ACE Media is to officially launch today, but it has already been quietly working on projects with its distribution partners. For example, it has a deal with Bleacher Report for a Web series, “Taking It to the House,” in which camera crews follow an NFL rookie player or free agent who is looking for a place to live in the city where he has signed a new contract.

ACE Media collaborated on the show concept, oversaw the shoots, scheduled and coordinated with the players and their representatives, and did follow-up promotion once episodes aired.

“In the future we could be in a position where we would say, ‘We like this concept and we are going to do a pilot’ and shop that around,” Nassar said. But for now, distribution partners already have the ideas and the budgets to make the content.

As of now, ACE Media has rights to work only with NFL players, but the union is in talks with other sports unions about joining the company, Nassar said. He would not identify those unions.

“We are not limiting this to football players,” Nassar said. “It’s athletes. It’s athletes of all sports.”

Minnesota Vikings tight end Kyle Rudolph, one of the first players to work with ACE Media, said, “Players have been asking for something like this.”

The NFLPA is the majority owner of ACE Media, but as other players unions join the venture, those unions and their players would get a stake in the company, depending on their level of involvement, he said.

What the NFLPA is creating is, in some ways, like what MLB created with MLB Advanced Media, its Internet media company. Baseball owners recently voted to make a stand-alone entity of a portion of MLBAM that handles digital media and streaming efforts for third parties in sports and beyond.

“ACE Media is similar to MLBAM in that the opportunity is not limited to any one sport,” Nassar said. “It is different in that it is content opportunities and working with distribution partners and not on Web delivery and mobile delivery of live sporting events.
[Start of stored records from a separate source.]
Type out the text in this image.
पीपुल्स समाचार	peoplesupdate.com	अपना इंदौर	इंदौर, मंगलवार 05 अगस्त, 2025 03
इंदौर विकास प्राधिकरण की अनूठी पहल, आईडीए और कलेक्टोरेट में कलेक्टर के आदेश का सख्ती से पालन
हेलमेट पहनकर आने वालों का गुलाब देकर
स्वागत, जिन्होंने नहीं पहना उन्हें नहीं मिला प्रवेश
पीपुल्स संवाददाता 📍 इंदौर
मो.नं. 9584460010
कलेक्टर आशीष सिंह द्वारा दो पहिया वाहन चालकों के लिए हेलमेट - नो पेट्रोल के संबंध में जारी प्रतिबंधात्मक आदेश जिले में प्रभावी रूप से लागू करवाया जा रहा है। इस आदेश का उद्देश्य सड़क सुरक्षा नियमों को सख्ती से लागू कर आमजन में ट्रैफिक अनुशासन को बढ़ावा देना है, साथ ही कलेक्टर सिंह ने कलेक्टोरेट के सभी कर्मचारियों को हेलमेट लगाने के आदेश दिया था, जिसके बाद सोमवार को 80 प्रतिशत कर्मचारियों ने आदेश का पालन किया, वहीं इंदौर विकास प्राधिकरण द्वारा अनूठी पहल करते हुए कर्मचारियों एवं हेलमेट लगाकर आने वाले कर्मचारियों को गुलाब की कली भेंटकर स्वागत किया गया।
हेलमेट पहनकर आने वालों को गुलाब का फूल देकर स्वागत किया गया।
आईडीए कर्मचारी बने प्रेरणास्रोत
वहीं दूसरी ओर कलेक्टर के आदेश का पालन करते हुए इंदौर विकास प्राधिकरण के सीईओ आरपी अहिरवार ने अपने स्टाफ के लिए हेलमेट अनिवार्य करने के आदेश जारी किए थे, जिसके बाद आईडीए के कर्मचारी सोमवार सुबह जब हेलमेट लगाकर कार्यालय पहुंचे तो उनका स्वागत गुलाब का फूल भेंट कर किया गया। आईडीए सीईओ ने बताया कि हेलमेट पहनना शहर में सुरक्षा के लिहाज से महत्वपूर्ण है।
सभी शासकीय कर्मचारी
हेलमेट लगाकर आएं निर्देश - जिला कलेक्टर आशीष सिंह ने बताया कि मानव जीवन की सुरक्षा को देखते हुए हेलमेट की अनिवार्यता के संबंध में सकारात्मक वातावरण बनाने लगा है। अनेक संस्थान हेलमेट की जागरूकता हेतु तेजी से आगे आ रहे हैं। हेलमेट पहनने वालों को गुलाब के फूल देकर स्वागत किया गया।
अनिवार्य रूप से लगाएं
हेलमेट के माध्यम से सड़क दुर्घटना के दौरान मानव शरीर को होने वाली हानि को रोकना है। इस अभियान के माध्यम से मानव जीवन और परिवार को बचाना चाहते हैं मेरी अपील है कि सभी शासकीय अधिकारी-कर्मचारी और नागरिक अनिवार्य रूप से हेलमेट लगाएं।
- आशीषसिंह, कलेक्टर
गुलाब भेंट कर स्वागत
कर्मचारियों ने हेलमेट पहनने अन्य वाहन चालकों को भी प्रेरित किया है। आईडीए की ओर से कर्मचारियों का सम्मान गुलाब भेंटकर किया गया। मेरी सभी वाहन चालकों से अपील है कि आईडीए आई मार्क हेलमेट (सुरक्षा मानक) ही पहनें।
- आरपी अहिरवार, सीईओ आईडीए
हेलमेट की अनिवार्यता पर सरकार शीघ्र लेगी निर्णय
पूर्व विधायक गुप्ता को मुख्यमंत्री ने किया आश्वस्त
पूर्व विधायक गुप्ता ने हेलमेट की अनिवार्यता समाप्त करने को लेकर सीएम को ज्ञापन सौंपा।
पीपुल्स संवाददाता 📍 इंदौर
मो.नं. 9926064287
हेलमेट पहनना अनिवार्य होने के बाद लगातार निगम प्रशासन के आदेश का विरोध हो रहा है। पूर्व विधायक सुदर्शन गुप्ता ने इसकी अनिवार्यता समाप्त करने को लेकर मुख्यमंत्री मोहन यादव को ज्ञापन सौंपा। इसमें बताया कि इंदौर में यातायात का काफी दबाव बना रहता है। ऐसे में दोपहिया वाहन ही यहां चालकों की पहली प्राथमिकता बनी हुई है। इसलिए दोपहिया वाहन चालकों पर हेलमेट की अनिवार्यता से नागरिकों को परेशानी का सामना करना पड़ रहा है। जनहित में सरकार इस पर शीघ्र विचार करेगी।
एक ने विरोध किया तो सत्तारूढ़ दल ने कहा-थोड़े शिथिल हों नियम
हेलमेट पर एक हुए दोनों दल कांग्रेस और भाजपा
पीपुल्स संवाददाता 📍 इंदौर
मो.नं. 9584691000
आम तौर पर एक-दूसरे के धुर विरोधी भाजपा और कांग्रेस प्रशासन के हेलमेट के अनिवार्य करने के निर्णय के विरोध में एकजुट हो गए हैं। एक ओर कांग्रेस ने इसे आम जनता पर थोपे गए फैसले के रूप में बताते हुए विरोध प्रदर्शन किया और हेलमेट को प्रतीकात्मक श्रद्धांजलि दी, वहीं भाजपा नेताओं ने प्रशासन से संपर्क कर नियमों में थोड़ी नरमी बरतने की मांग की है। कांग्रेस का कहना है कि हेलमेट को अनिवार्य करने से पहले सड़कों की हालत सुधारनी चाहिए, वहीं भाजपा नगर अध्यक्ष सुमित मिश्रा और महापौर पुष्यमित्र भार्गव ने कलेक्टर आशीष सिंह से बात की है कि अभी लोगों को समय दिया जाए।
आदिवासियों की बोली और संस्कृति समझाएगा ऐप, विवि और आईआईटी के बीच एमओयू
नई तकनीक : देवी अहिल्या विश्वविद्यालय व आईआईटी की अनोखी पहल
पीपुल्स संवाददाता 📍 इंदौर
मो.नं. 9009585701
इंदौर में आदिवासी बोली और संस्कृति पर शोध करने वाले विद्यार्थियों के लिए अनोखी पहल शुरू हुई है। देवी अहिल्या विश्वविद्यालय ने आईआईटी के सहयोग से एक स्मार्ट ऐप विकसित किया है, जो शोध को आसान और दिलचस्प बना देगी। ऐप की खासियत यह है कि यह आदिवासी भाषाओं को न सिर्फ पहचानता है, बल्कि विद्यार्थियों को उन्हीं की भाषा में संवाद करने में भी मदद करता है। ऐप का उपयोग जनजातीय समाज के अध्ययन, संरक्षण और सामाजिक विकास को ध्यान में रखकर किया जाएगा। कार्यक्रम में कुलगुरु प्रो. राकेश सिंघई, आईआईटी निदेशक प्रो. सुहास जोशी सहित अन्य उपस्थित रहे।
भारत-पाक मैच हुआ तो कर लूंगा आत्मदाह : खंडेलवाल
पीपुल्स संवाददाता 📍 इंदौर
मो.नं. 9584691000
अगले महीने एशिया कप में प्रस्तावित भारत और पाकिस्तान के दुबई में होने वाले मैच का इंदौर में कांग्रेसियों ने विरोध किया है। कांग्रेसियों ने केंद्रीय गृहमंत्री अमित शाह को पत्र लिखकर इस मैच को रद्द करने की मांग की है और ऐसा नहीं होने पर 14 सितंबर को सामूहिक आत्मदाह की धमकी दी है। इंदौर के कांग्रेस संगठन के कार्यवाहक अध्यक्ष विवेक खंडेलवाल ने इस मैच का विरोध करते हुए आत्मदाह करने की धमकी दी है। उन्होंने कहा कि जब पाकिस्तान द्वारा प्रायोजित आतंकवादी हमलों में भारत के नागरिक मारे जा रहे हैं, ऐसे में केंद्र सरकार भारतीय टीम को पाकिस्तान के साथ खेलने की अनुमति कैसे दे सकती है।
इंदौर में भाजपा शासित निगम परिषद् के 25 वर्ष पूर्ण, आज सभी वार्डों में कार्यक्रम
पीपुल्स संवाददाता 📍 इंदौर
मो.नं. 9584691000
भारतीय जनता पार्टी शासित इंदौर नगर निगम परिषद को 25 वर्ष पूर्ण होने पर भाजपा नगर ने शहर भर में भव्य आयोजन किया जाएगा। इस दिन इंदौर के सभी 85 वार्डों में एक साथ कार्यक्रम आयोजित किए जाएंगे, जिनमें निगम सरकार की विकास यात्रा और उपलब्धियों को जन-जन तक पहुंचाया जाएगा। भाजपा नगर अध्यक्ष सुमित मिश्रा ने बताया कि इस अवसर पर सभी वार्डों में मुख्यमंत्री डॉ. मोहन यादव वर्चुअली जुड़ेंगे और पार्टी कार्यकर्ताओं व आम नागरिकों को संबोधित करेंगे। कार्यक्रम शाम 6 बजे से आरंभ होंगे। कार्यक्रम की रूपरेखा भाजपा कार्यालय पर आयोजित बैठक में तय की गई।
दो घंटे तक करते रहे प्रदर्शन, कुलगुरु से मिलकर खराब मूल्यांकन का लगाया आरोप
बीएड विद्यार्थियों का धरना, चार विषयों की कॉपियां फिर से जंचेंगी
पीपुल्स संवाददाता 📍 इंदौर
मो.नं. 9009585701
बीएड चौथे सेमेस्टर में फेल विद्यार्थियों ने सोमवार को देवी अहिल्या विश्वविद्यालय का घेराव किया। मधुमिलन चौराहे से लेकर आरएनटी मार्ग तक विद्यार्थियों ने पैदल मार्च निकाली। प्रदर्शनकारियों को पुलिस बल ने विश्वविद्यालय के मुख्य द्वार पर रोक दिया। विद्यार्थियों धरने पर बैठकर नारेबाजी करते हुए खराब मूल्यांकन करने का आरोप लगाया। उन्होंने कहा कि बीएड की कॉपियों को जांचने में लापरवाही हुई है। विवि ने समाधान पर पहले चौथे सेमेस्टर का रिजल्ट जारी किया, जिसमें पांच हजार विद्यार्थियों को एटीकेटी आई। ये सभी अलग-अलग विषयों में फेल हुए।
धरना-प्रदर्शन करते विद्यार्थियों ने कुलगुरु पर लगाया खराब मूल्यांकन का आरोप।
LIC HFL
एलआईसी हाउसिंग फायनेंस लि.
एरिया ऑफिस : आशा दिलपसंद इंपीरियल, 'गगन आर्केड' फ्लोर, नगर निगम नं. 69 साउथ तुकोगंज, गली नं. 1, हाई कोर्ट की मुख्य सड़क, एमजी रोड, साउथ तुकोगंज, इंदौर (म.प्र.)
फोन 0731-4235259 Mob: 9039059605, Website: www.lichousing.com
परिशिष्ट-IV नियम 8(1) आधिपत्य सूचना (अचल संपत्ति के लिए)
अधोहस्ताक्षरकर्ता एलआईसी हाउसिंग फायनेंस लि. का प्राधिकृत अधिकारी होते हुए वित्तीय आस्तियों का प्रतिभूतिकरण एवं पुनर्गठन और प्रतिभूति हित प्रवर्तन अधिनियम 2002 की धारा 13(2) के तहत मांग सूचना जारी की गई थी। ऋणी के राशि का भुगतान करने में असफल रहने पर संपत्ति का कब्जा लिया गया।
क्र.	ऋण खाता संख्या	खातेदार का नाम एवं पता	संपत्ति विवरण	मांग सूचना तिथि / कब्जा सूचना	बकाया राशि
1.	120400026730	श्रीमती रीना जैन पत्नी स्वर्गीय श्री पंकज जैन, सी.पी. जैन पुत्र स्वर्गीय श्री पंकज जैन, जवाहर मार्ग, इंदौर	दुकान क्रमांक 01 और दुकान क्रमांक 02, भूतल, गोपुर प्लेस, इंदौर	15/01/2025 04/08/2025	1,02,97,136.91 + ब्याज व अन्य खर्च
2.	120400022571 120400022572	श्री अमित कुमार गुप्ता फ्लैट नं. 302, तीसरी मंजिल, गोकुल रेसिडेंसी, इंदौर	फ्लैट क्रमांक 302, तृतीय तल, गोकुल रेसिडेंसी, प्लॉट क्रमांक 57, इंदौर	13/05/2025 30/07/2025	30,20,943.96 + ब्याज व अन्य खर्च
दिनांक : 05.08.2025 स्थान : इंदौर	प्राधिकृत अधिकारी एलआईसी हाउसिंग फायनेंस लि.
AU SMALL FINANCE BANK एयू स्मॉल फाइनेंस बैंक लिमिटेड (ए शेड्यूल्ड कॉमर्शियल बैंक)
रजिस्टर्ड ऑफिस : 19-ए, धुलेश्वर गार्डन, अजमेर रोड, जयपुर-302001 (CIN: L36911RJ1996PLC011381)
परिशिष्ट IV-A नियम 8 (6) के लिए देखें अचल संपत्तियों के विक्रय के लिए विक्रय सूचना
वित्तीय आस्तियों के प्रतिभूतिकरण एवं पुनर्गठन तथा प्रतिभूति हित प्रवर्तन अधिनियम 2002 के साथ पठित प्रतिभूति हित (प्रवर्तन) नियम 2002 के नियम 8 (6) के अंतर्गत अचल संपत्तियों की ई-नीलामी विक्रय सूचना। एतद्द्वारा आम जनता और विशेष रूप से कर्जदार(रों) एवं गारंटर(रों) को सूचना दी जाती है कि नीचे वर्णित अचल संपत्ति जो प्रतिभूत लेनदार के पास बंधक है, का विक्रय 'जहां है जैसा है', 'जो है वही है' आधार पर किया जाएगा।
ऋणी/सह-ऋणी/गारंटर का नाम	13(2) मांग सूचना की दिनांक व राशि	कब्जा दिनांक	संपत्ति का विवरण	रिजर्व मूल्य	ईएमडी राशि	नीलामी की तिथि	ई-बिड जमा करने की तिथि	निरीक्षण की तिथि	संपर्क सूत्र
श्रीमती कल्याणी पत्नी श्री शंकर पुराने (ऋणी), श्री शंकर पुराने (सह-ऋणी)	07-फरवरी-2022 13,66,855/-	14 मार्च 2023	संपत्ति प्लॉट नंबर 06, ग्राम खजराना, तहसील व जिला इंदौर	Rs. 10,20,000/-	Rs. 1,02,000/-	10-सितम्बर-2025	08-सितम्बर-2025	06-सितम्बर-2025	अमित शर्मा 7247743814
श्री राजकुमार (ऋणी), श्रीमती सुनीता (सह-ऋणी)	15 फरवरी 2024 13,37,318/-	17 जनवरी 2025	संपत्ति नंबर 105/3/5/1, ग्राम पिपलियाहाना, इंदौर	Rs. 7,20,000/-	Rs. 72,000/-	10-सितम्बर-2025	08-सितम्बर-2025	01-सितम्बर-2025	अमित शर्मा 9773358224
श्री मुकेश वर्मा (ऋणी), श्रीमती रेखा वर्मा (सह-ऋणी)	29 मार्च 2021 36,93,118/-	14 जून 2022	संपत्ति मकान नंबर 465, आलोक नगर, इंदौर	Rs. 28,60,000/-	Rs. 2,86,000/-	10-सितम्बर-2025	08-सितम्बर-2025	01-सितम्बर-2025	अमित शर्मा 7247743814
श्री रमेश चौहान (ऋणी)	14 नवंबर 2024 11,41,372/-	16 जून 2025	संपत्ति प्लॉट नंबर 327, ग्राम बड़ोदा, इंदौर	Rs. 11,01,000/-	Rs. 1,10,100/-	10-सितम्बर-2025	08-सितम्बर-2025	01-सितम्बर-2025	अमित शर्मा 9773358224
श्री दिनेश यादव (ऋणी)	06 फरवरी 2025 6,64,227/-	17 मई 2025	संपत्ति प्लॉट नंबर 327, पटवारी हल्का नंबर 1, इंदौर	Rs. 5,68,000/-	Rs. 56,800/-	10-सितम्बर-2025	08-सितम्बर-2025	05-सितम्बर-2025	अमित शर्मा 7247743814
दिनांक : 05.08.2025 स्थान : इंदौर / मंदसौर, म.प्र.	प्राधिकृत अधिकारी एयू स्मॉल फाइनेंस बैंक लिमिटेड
What’s under the hood is much different.”

While ACE Media focuses on content creation and distribution, Nassar said, NFL Players Inc. will remain focused on marketing and licensing deals.

LANGERMAN
Langerman, who before coming to ACE Media was an executive at and an adviser to SB Nation (now Vox Media), said he is looking to hire a handful of people to work in athlete relations, brand relations and distributor relations, among other things.

“What I envision is a lean team,” Langerman said. “We are not looking to hire 30 producers or 10 sales people.”
ACE Media is different from any other company out there, Langerman said. “We sit at a unique place. Yes, there are other content engines, so to speak, or content factories, but none that has access to, out of the gate, 1,800 professional athletes.”

Jason Coyle, president of 120 Sports and a co-founder of digital media company Silver Chalice, agreed that ACE Media is different. “I definitely haven’t seen anything like it, where you have all this untapped content,” Coyle said. “It could be a significant deal. I think there is an unlimited appetite out there for NFL players.”

Risks include producing bad content or not figuring out a way to monetize it or not achieving traction with players, the marketplace or both, Coyle said. “But if they get traction and it captures the imagination and the attention of the players, it can really build on itself.”